Pero Bernhard rechaza toda visión unilateral de las cosas, abarca la realidad con sus aspectos contradictorios. Después de la desgracia de El origen, viene, pues, la felicidad de El sótano . De repente, Bernhard toma la dirección opuesta a lo que lo hacía desgraciado: deja de ir al odiado instituto y se va a trabajar al poblado de Scherzhauserfelfd —el barrio de los horrores de Salzburgo—, en un establecimiento de alimentación, en el sótano del señor Podlaha. «No había sabido que la vida podía ser tan feliz» (p. 72). La soledad no excluye la convivencia con los hombres. «Mi abuelo me enseñó a estar solo y vivir para mí mismo; Podlaha a convivir con las personas» (p. 59). Más ejemplos: «El hombre de hoy sólo puede conservarse en el campo al ciento por ciento, o en la gran ciudad al ciento por ciento» (p. 105). «Lo que aquí se describe es la verdad; y no lo es por la sencilla razón de que la verdad sólo es, para nosotros, un deseo piadoso» (p. 41). La escritura sólo es el intento de comunicar la verdad; sólo permite la indicación, la aproximación.

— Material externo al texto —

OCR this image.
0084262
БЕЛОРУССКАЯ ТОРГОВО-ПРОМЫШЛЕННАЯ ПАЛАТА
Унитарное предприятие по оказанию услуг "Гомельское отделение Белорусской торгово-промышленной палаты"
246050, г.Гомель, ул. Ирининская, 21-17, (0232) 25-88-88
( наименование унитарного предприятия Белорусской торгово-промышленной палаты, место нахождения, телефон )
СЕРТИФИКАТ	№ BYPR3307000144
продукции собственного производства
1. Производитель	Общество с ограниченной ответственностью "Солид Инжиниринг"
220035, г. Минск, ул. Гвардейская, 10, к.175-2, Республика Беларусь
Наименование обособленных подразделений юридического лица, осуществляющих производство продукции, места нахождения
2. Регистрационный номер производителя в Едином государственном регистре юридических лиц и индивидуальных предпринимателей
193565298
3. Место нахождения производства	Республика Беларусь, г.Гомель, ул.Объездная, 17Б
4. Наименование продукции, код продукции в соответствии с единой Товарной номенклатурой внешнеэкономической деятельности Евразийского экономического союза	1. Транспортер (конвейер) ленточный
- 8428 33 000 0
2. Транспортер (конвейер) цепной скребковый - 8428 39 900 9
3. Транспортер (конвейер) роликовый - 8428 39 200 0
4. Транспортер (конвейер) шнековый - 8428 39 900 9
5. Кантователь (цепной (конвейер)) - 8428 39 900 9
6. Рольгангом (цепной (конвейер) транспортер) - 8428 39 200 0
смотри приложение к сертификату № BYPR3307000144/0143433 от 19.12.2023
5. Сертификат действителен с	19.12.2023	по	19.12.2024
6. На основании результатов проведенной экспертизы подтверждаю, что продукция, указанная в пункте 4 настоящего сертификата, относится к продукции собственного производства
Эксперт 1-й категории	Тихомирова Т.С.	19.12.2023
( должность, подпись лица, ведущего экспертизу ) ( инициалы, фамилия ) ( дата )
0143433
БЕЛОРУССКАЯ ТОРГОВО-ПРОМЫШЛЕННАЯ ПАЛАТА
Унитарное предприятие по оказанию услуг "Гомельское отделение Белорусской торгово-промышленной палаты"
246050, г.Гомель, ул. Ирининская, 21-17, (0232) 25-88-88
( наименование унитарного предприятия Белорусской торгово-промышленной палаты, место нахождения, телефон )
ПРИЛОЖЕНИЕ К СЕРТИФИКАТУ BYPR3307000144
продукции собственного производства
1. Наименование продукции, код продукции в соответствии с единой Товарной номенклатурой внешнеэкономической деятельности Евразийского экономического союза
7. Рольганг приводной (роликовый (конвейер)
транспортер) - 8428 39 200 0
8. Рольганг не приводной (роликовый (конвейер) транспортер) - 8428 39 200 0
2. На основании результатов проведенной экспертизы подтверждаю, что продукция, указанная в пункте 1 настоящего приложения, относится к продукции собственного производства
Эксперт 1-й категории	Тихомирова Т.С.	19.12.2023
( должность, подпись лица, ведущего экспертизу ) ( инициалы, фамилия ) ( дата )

El individualismo de Bernhard, lejos de encerrarse en el solipsismo o de inventarse un reino de fantasía, no olvida el espacio social y político; al fin y al cabo, «uno no se conoce a sí mismo sino en relación con los demás» [1]. Dicha relación se «institucionaliza» por primera vez en la escuela. En El origen, educación es sinónimo de destrucción, porque la escuela refleja el funcionamiento de la sociedad y del Estado. Es un dispositivo de violencia y de terror, en nombre del nacionalsocialismo o del catolicismo. El paso de un régimen a otro no aporta ningún cambio. Así, resulta que uno de los escritores más ferozmente individualistas del siglo XX es el autor que más ha tratado la tragedia política de nuestro tiempo: la aparición del totalitarismo y su pervivencia en formas y regímenes pretendidamente democráticos. No se ha cansado de insistir en el tema. En la última obra, huelga decirlo, ocupa un lugar central.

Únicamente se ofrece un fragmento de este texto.